Defensive programming depends on context

I remember stepping into a heated discussion with two developers who just couldn’t agree whether or not they should be writing their code defensively. One of them argued they should always be checking for null, checking for illegal input and throw appropriate exceptions before doing anything with it. The other argued that they should not because of the amount of code that would add to every single method. I think I understood where they were both coming from and suggested that they were both correct though under different circumstances. One of them asked me to explain, and considering I see this argument resurfacing again here and here, I thought I’d post my thoughts.

Defensive Programming

Scenario A: Dealing with those outside of your circle of trust
Let’s say you’re working in Team A, developing an API for the greater public.
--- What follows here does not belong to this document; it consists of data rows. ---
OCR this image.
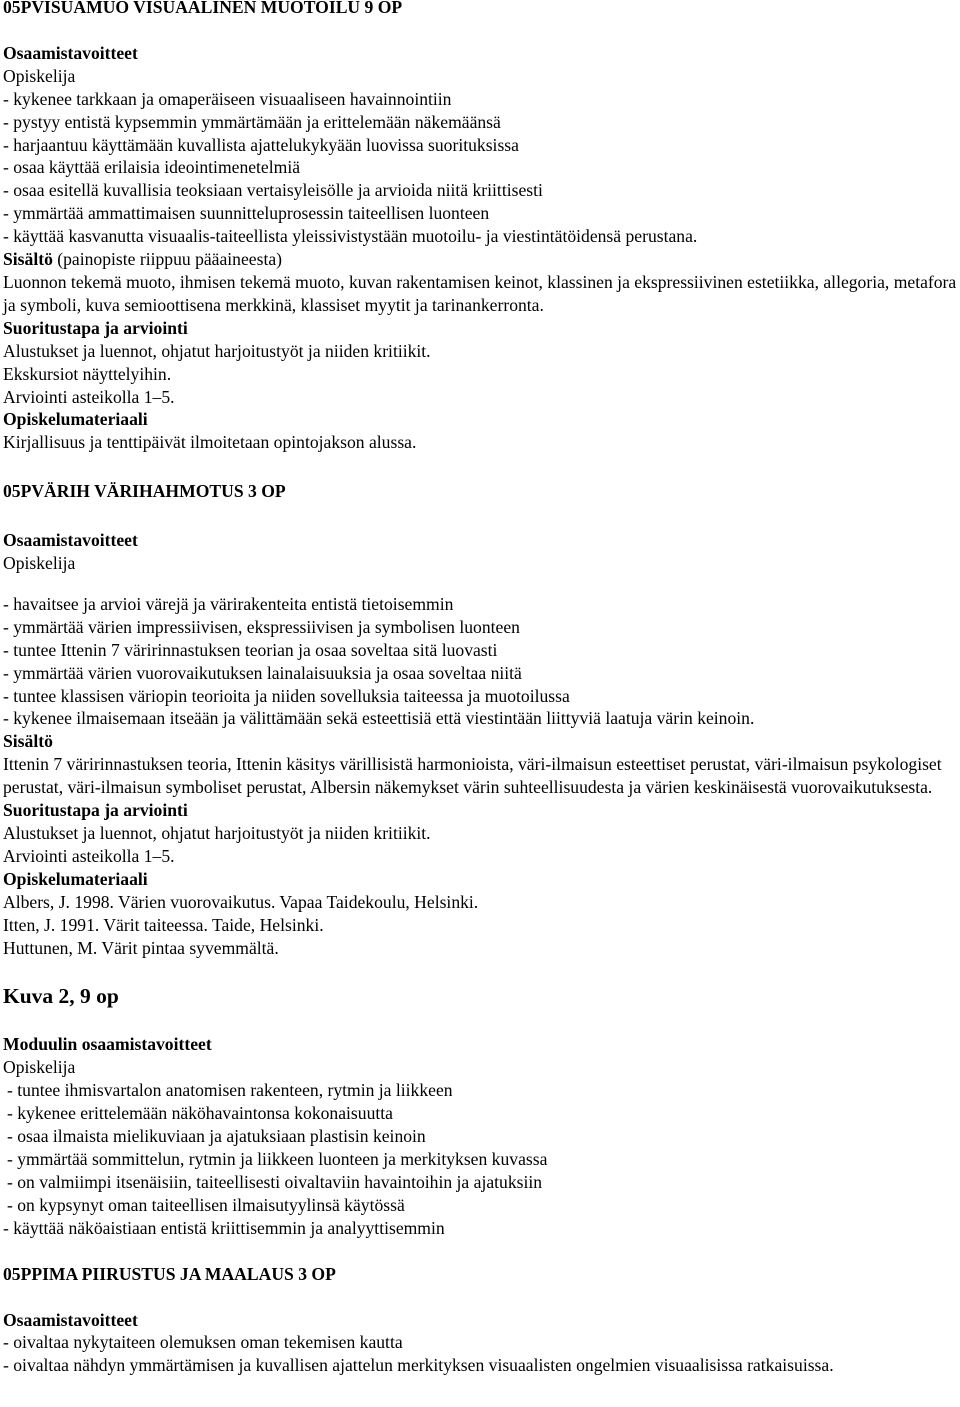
05PVISUAMUO VISUAALINEN MUOTOILU 9 OP
Osaamistavoitteet
Opiskelija
- kykenee tarkkaan ja omaperäiseen visuaaliseen havainnointiin
- pystyy entistä kypsemmin ymmärtämään ja erittelemään näkemäänsä
- harjaantuu käyttämään kuvallista ajattelukykyään luovissa suorituksissa
- osaa käyttää erilaisia ideointimenetelmiä
- osaa esitellä kuvallisia teoksiaan vertaisyleisölle ja arvioida niitä kriittisesti
- ymmärtää ammattimaisen suunnitteluprosessin taiteellisen luonteen
- käyttää kasvanutta visuaalis-taiteellista yleissivistystään muotoilu- ja viestintätöidensä perustana.
Sisältö (painopiste riippuu pääaineesta)

Luonnon tekemä muoto, ihmisen tekemä muoto, kuvan rakentamisen keinot, klassinen ja ekspressiivinen estetiikka, allegoria, metafora ja symboli, kuva semioottisena merkkinä, klassiset myytit ja tarinankerronta.

Suoritustapa ja arviointi
Alustukset ja luennot, ohjatut harjoitustyöt ja niiden kritiikit.
Ekskursiot näyttelyihin.
Arviointi asteikolla 1–5.
Opiskelumateriaali
Kirjallisuus ja tenttipäivät ilmoitetaan opintojakson alussa.
05PVÄRIH VÄRIHAHMOTUS 3 OP
Osaamistavoitteet
Opiskelija
- havaitsee ja arvioi värejä ja värirakenteita entistä tietoisemmin
- ymmärtää värien impressiivisen, ekspressiivisen ja symbolisen luonteen
- tuntee Ittenin 7 väririnnastuksen teorian ja osaa soveltaa sitä luovasti
- ymmärtää värien vuorovaikutuksen lainalaisuuksia ja osaa soveltaa niitä
- tuntee klassisen väriopin teorioita ja niiden sovelluksia taiteessa ja muotoilussa
- kykenee ilmaisemaan itseään ja välittämään sekä esteettisiä että viestintään liittyviä laatuja värin keinoin.
Sisältö

Ittenin 7 väririnnastuksen teoria, Ittenin käsitys värillisistä harmonioista, väri-ilmaisun esteettiset perustat, väri-ilmaisun psykologiset perustat, väri-ilmaisun symboliset perustat, Albersin näkemykset värin suhteellisuudesta ja värien keskinäisestä vuorovaikutuksesta.

Suoritustapa ja arviointi
Alustukset ja luennot, ohjatut harjoitustyöt ja niiden kritiikit.
Arviointi asteikolla 1–5.
Opiskelumateriaali
Albers, J. 1998. Värien vuorovaikutus. Vapaa Taidekoulu, Helsinki.
Itten, J. 1991. Värit taiteessa. Taide, Helsinki.
Huttunen, M. Värit pintaa syvemmältä.
Kuva 2, 9 op
Moduulin osaamistavoitteet
Opiskelija
- tuntee ihmisvartalon anatomisen rakenteen, rytmin ja liikkeen
- kykenee erittelemään näköhavaintonsa kokonaisuutta
- osaa ilmaista mielikuviaan ja ajatuksiaan plastisin keinoin
- ymmärtää sommittelun, rytmin ja liikkeen luonteen ja merkityksen kuvassa
- on valmiimpi itsenäisiin, taiteellisesti oivaltaviin havaintoihin ja ajatuksiin
- on kypsynyt oman taiteellisen ilmaisutyylinsä käytössä
- käyttää näköaistiaan entistä kriittisemmin ja analyyttisemmin
05PPIMA PIIRUSTUS JA MAALAUS 3 OP
Osaamistavoitteet
- oivaltaa nykytaiteen olemuksen oman tekemisen kautta
- oivaltaa nähdyn ymmärtämisen ja kuvallisen ajattelun merkityksen visuaalisten ongelmien visuaalisissa ratkaisuissa.
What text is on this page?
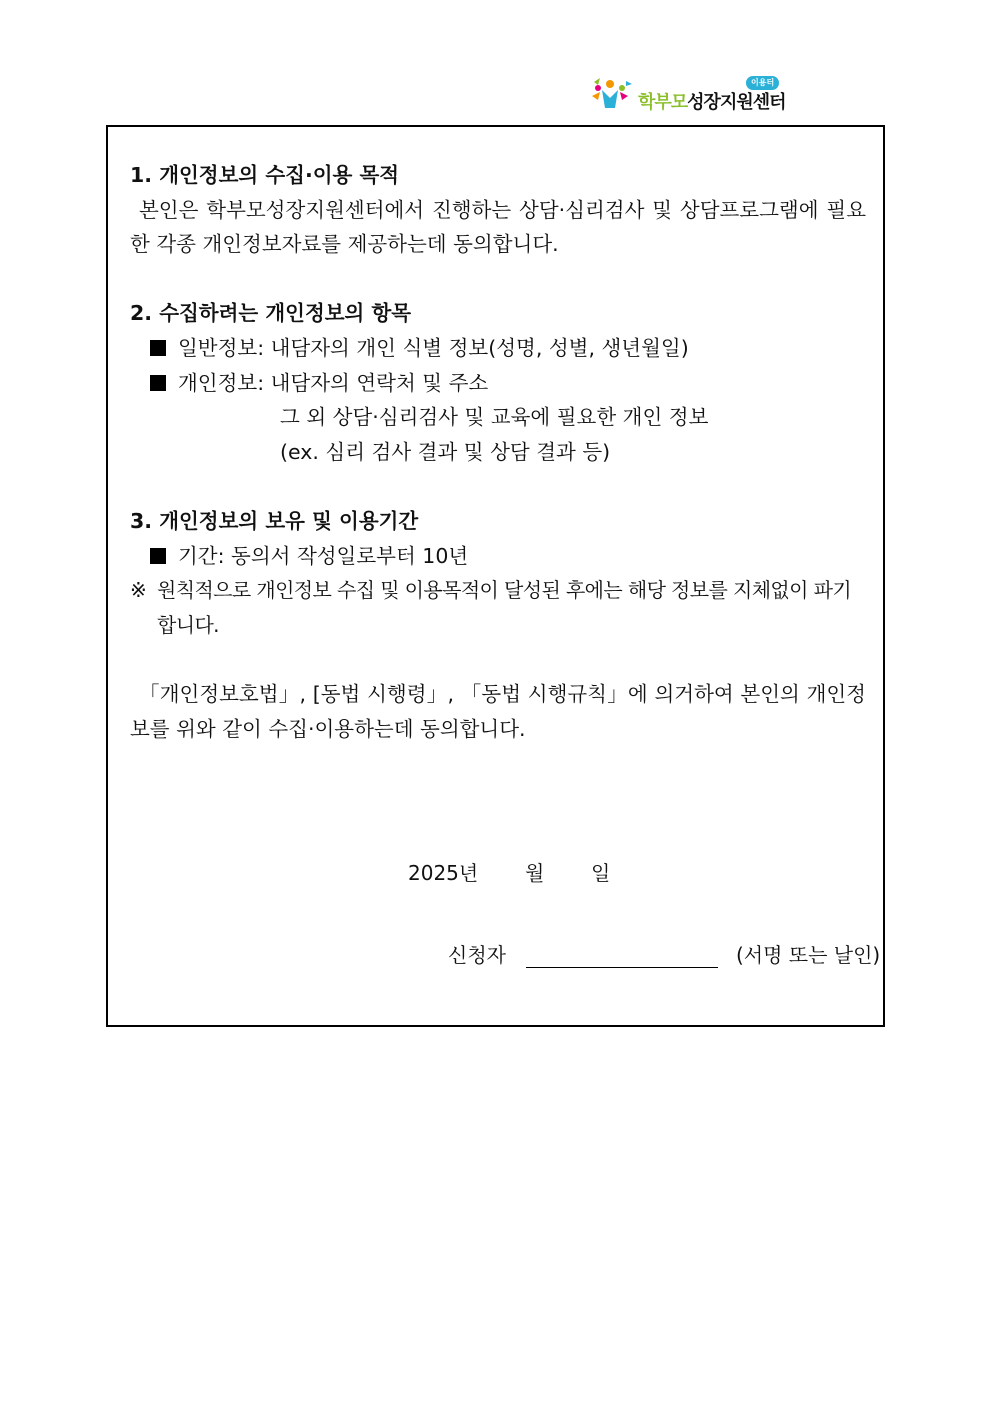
학부모성장지원센터
이용터
1. 개인정보의 수집·이용 목적
본인은 학부모성장지원센터에서 진행하는 상담·심리검사 및 상담프로그램에 필요한 각종 개인정보자료를 제공하는데 동의합니다.
2. 수집하려는 개인정보의 항목
일반정보: 내담자의 개인 식별 정보(성명, 성별, 생년월일)
개인정보: 내담자의 연락처 및 주소
그 외 상담·심리검사 및 교육에 필요한 개인 정보
(ex. 심리 검사 결과 및 상담 결과 등)
3. 개인정보의 보유 및 이용기간
기간: 동의서 작성일로부터 10년
※ 원칙적으로 개인정보 수집 및 이용목적이 달성된 후에는 해당 정보를 지체없이 파기합니다.
「개인정보호법」, [동법 시행령」, 「동법 시행규칙」에 의거하여 본인의 개인정보를 위와 같이 수집·이용하는데 동의합니다.
2025년 월 일
신청자	(서명 또는 날인)
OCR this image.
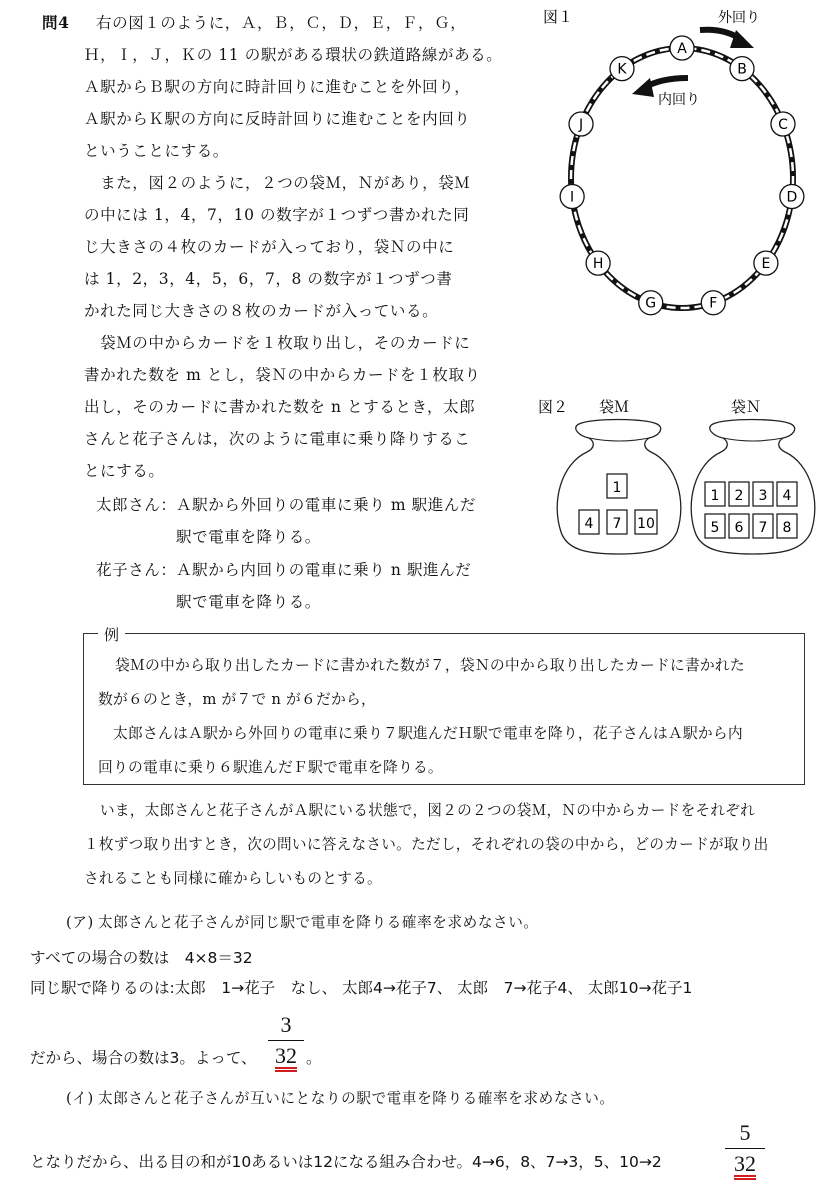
問4 右の図１のように，Ａ，Ｂ，Ｃ，Ｄ，Ｅ，Ｆ，Ｇ，
Ｈ，Ｉ，Ｊ，Ｋの 11 の駅がある環状の鉄道路線がある。
Ａ駅からＢ駅の方向に時計回りに進むことを外回り，
Ａ駅からＫ駅の方向に反時計回りに進むことを内回り
ということにする。
　また，図２のように，２つの袋Ｍ，Ｎがあり，袋Ｍ
の中には 1，4，7，10 の数字が１つずつ書かれた同
じ大きさの４枚のカードが入っており，袋Ｎの中に
は 1，2，3，4，5，6，7，8 の数字が１つずつ書
かれた同じ大きさの８枚のカードが入っている。
　袋Ｍの中からカードを１枚取り出し，そのカードに
書かれた数を m とし，袋Ｎの中からカードを１枚取り
出し，そのカードに書かれた数を n とするとき，太郎
さんと花子さんは，次のように電車に乗り降りするこ
とにする。
太郎さん： Ａ駅から外回りの電車に乗り m 駅進んだ
駅で電車を降りる。
花子さん： Ａ駅から内回りの電車に乗り n 駅進んだ
駅で電車を降りる。
図１	外回り
内回り
A
B
C
D
E
F
G
H
I
J
K
図２ 袋Ｍ	袋Ｎ
1
4 7 10
1 2 3 4
5 6 7 8
例
袋Ｍの中から取り出したカードに書かれた数が７，袋Ｎの中から取り出したカードに書かれた
数が６のとき，m が７で n が６だから，
　太郎さんはＡ駅から外回りの電車に乗り７駅進んだＨ駅で電車を降り，花子さんはＡ駅から内
回りの電車に乗り６駅進んだＦ駅で電車を降りる。
いま，太郎さんと花子さんがＡ駅にいる状態で，図２の２つの袋Ｍ，Ｎの中からカードをそれぞれ
１枚ずつ取り出すとき，次の問いに答えなさい。ただし，それぞれの袋の中から，どのカードが取り出
されることも同様に確からしいものとする。
(ア) 太郎さんと花子さんが同じ駅で電車を降りる確率を求めなさい。
すべての場合の数は　4×8＝32
同じ駅で降りるのは:太郎　1→花子　なし、 太郎4→花子7、 太郎　7→花子4、 太郎10→花子1
だから、場合の数は3。よって、
3
32 。
(イ) 太郎さんと花子さんが互いにとなりの駅で電車を降りる確率を求めなさい。
となりだから、出る目の和が10あるいは12になる組み合わせ。4→6，8、7→3，5、10→2
5
32
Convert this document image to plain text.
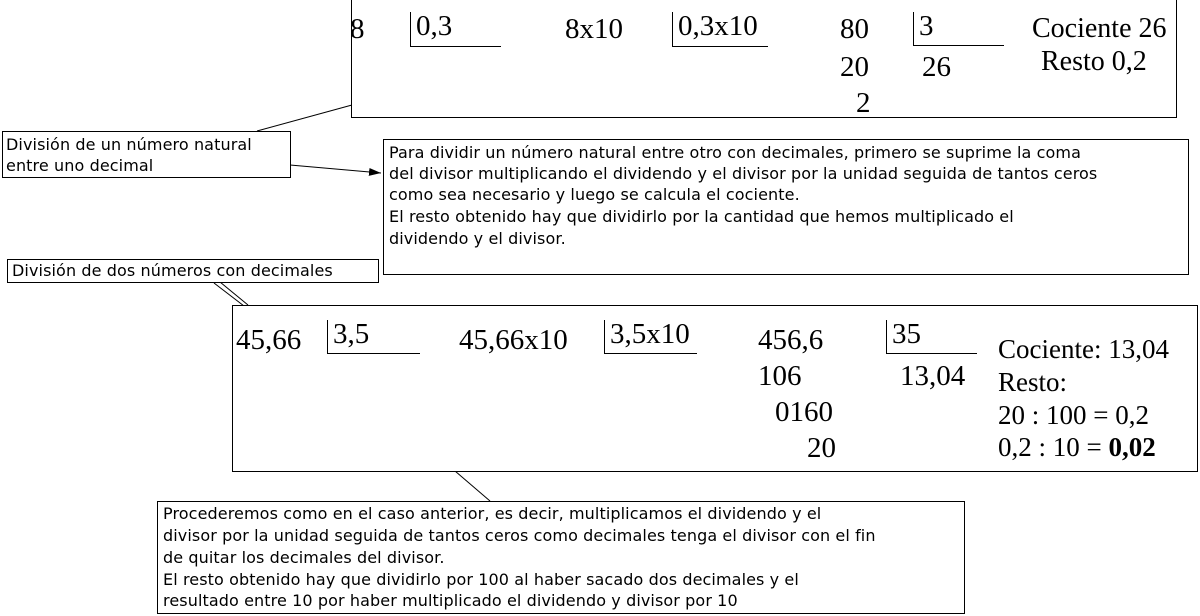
8 0,3	8x10 0,3x10	80
20
2
3
26
Cociente 26
Resto 0,2
División de un número natural
entre uno decimal
Para dividir un número natural entre otro con decimales, primero se suprime la coma
del divisor multiplicando el dividendo y el divisor por la unidad seguida de tantos ceros
como sea necesario y luego se calcula el cociente.
El resto obtenido hay que dividirlo por la cantidad que hemos multiplicado el
dividendo y el divisor.
División de dos números con decimales
45,66 3,5	45,66x10 3,5x10 456,6
106
0160
20
35
13,04
Cociente: 13,04
Resto:
20 : 100 = 0,2
0,2 : 10 = 0,02
Procederemos como en el caso anterior, es decir, multiplicamos el dividendo y el
divisor por la unidad seguida de tantos ceros como decimales tenga el divisor con el fin
de quitar los decimales del divisor.
El resto obtenido hay que dividirlo por 100 al haber sacado dos decimales y el
resultado entre 10 por haber multiplicado el dividendo y divisor por 10
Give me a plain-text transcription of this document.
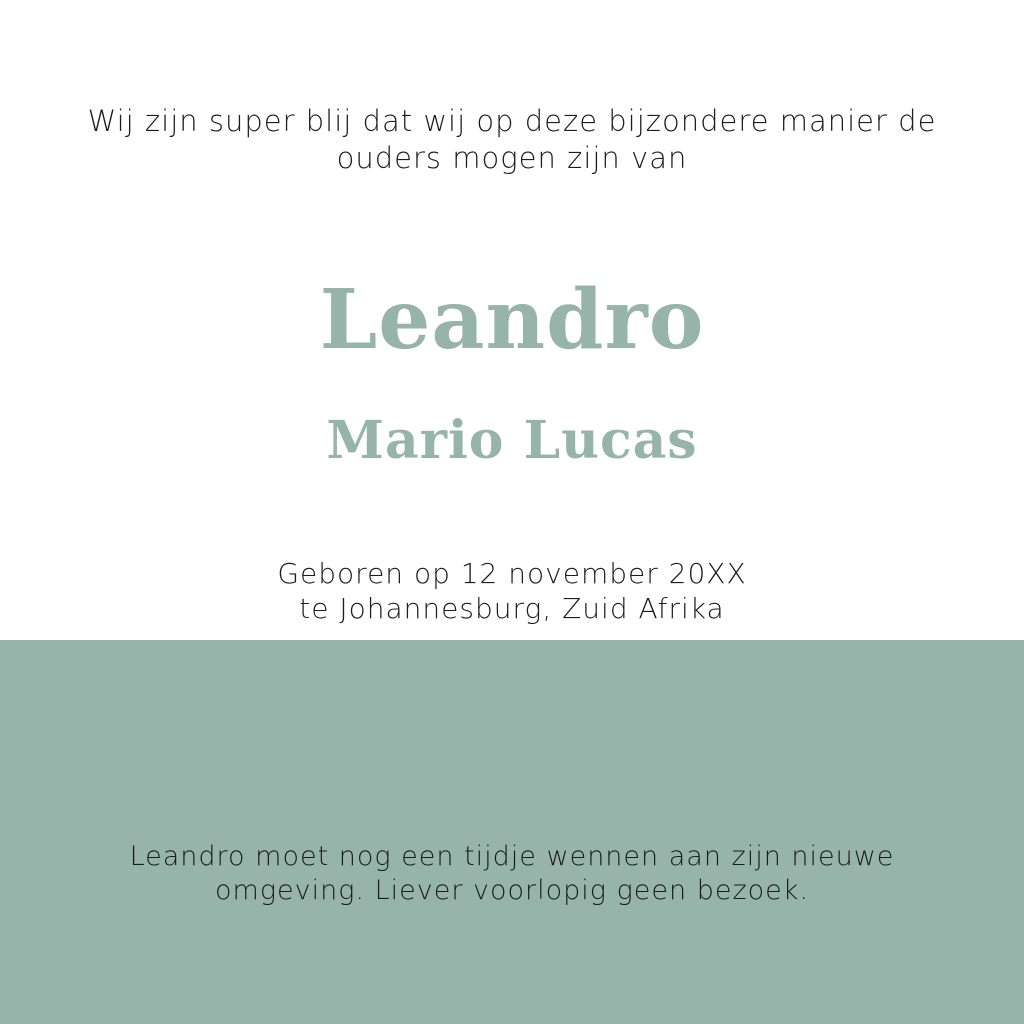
Wij zijn super blij dat wij op deze bijzondere manier de
ouders mogen zijn van
Leandro
Mario Lucas
Geboren op 12 november 20XX
te Johannesburg, Zuid Afrika
Leandro moet nog een tijdje wennen aan zijn nieuwe
omgeving. Liever voorlopig geen bezoek.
It might be as big as a core platform development API, or an opensource library. Either way, it’s not possible to learn how everyone is going to use your API and not enough to simply document it because some people will not read all the documentation. Programming defensively helps consumers understand how your code was meant to called because there is no single way you can ensure your clients have the same understanding, regardless of the amount of documentation you put together. They lie outside of your sphere of influence. The longer the release cycles, the greater the risk someone might use your API in a way you hadn’t intended. This is the situation the authors of the .Net Framework Guideline worked under and as such you’ll see they’re emphasis on defensive programming. You don’t always have to do it in this situation, you’re just more likely to.

Scenario B: Dealing with those inside your sphere of influence
You might be working closely with another team, either in your organisation or in another one, writing an API for them to consume. Do you write your code defensively? I think it depends on how much influence you have. If you have enough influence that both parties understand the contract well, and your release cycles are reasonably fast, you may not have to. If you have long release cycles, or your relationship with the other team is more like the general public (you have no idea how they’re going to use your API), you may choose to program more defensively to provide faster feedback for your clients. I try to use this as the last resort when I’m in this particular situation.

Scenario C: Inside your own team
I rarely find good reasons to program defensively for code that I will ultimately write. It doesn’t really make sense for me to add in additional lines of code where I can easily test all the execution paths of the final code.

Conclusion
This advice is in constant practice. Even when you’re working under Scenario A, it’s only your external APIs that you are probably interested in programming defensively. Delegating to all other private or internal members will often be in the context of Scenario B or Scenario C. Remember the rule that ‘Context is King’, so ensure everyone understands that context before jumping to a particular conclusion about what you should or should not be programming defensively.

4 comments

  1. Kris Kemper

    I completely agree with everything you said. I think you did a better job of illustrating some the points that I was trying to make in various blog posts, or in response to other blog posts.

    There is both a benefit and a cost to defensive programming, and depending on the context, you may want more or less of it.

  2. Liz Keogh

    “Domain Driven Design” by Eric Evans has a lovely set of strategic patterns for dealing with interactions between teams; chapter 14 onwards, well worth a read.